The Canadian Securities Administrators (CSA) and the Investment Industry Regulatory Organization of Canada (IIROC) published a consultation paper on Thursday, seeking input from the fintech community on how regulatory requirements can be developed for cryptocurrency platforms.
“The emergence of digital and crypto assets continues to be a growing area of interest,” said Andrew J. Kriegler, president and CEO of the IIROC in a separate statement on Thursday, adding:
Considering the “novel” features and risks of cryptocurrencies, the regulators proposed applying securities laws wherever applicable.

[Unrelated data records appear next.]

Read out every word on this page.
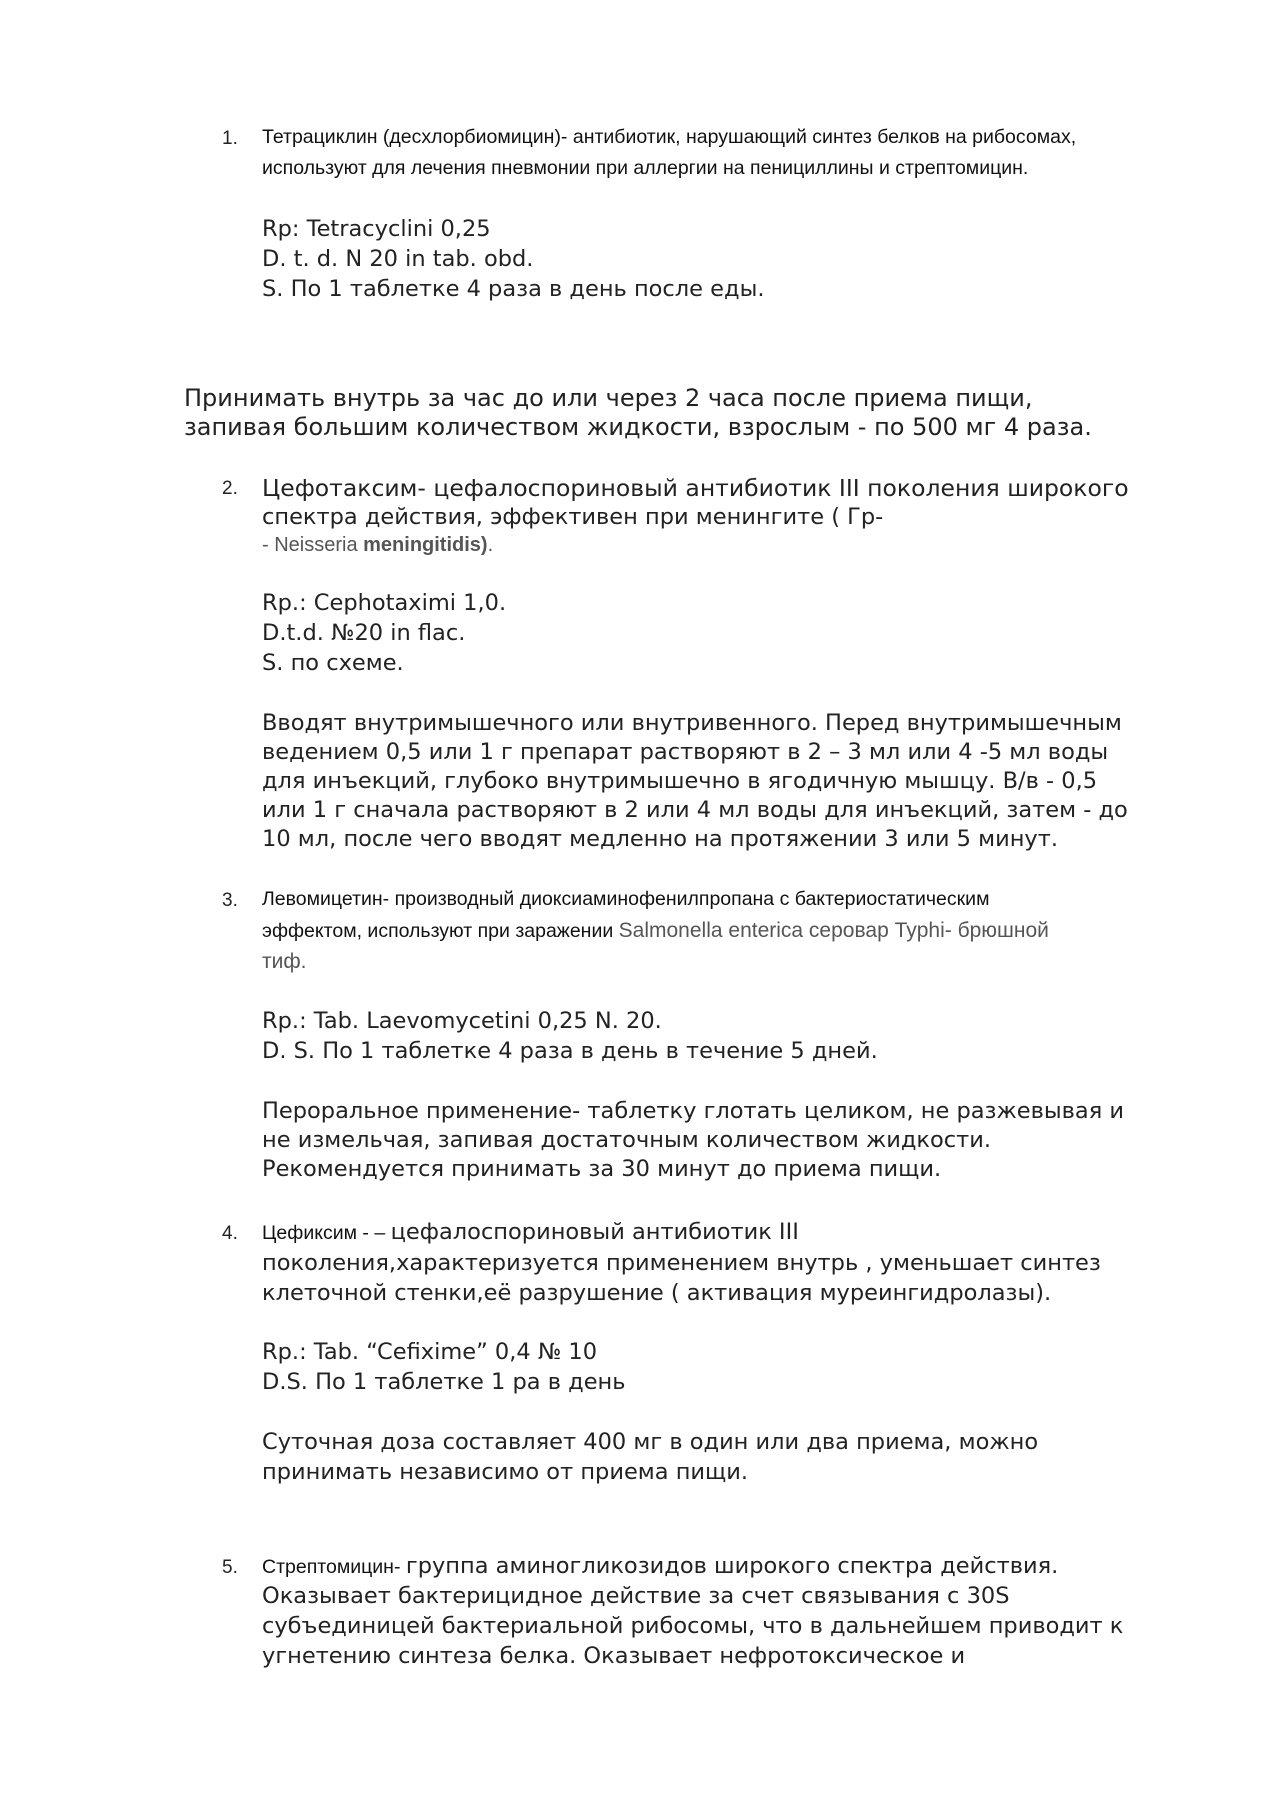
1. Тетрациклин (десхлорбиомицин)- антибиотик, нарушающий синтез белков на рибосомах,
используют для лечения пневмонии при аллергии на пенициллины и стрептомицин.
Rp: Tetracyclini 0,25
D. t. d. N 20 in tab. obd.
S. По 1 таблетке 4 раза в день после еды.
Принимать внутрь за час до или через 2 часа после приема пищи,
запивая большим количеством жидкости, взрослым - по 500 мг 4 раза.
2. Цефотаксим- цефалоспориновый антибиотик III поколения широкого
спектра действия, эффективен при менингите ( Гр-
- Neisseria meningitidis).
Rp.: Cephotaximi 1,0.
D.t.d. №20 in flac.
S. по схеме.
Вводят внутримышечного или внутривенного. Перед внутримышечным
ведением 0,5 или 1 г препарат растворяют в 2 – 3 мл или 4 -5 мл воды
для инъекций, глубоко внутримышечно в ягодичную мышцу. В/в - 0,5
или 1 г сначала растворяют в 2 или 4 мл воды для инъекций, затем - до
10 мл, после чего вводят медленно на протяжении 3 или 5 минут.
3. Левомицетин- производный диоксиаминофенилпропана с бактериостатическим
эффектом, используют при заражении Salmonella enterica серовар Typhi- брюшной
тиф.
Rp.: Tab. Laevomycetini 0,25 N. 20.
D. S. По 1 таблетке 4 раза в день в течение 5 дней.
Пероральное применение- таблетку глотать целиком, не разжевывая и
не измельчая, запивая достаточным количеством жидкости.
Рекомендуется принимать за 30 минут до приема пищи.
4. Цефиксим - – цефалоспориновый антибиотик III
поколения,характеризуется применением внутрь , уменьшает синтез
клеточной стенки,её разрушение ( активация муреингидролазы).
Rp.: Tab. “Cefixime” 0,4 № 10
D.S. По 1 таблетке 1 ра в день
Суточная доза составляет 400 мг в один или два приема, можно
принимать независимо от приема пищи.
5. Стрептомицин- группа аминогликозидов широкого спектра действия.
Оказывает бактерицидное действие за счет связывания с 30S
субъединицей бактериальной рибосомы, что в дальнейшем приводит к
угнетению синтеза белка. Оказывает нефротоксическое и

For instance, if cryptocurrencies are securities and/or derivatives traded on an exchange, that exchange would be subject to securities and/or derivatives regulatory requirements, they said. Most "utility tokens" have involved the distribution of securities, usually as investment contracts, they added.
The agencies are of the view that cryptocurrency platforms are hybrid in nature, meaning they can perform functions of one or more market participants, including alternative trading systems, exchanges, dealers, custodians and clearing agencies.
Therefore, they are considering the preparation of a set of “tailored” regulatory requirements to address the risks and features of cryptocurrency platforms.
Currently, none of the cryptocurrency exchanges in Canada is recognized as an exchange nor is authorized to operate as a marketplace or dealer, according to the paper.
The recent QuadrigaCX saga highlighted the lack of regulations covering the cryptocurrency industry in Canada.
The Canadian cryptocurrency exchange’s CEO, Gerald Cotten, died last December, apparently without leaving a way for staff to access the computer storing the failing exchange’s funds. QuadrigaCX still owes its customers roughly $190 million in both cryptocurrency and fiat.
Last month, the securities watchdog in the Canadian province of British Columbia, the British Columbia Securities Commission (BCSC), said that it has no remit to regulate the troubled exchange.
The CSA and IIROC consultation paper is open for public comment until May 15.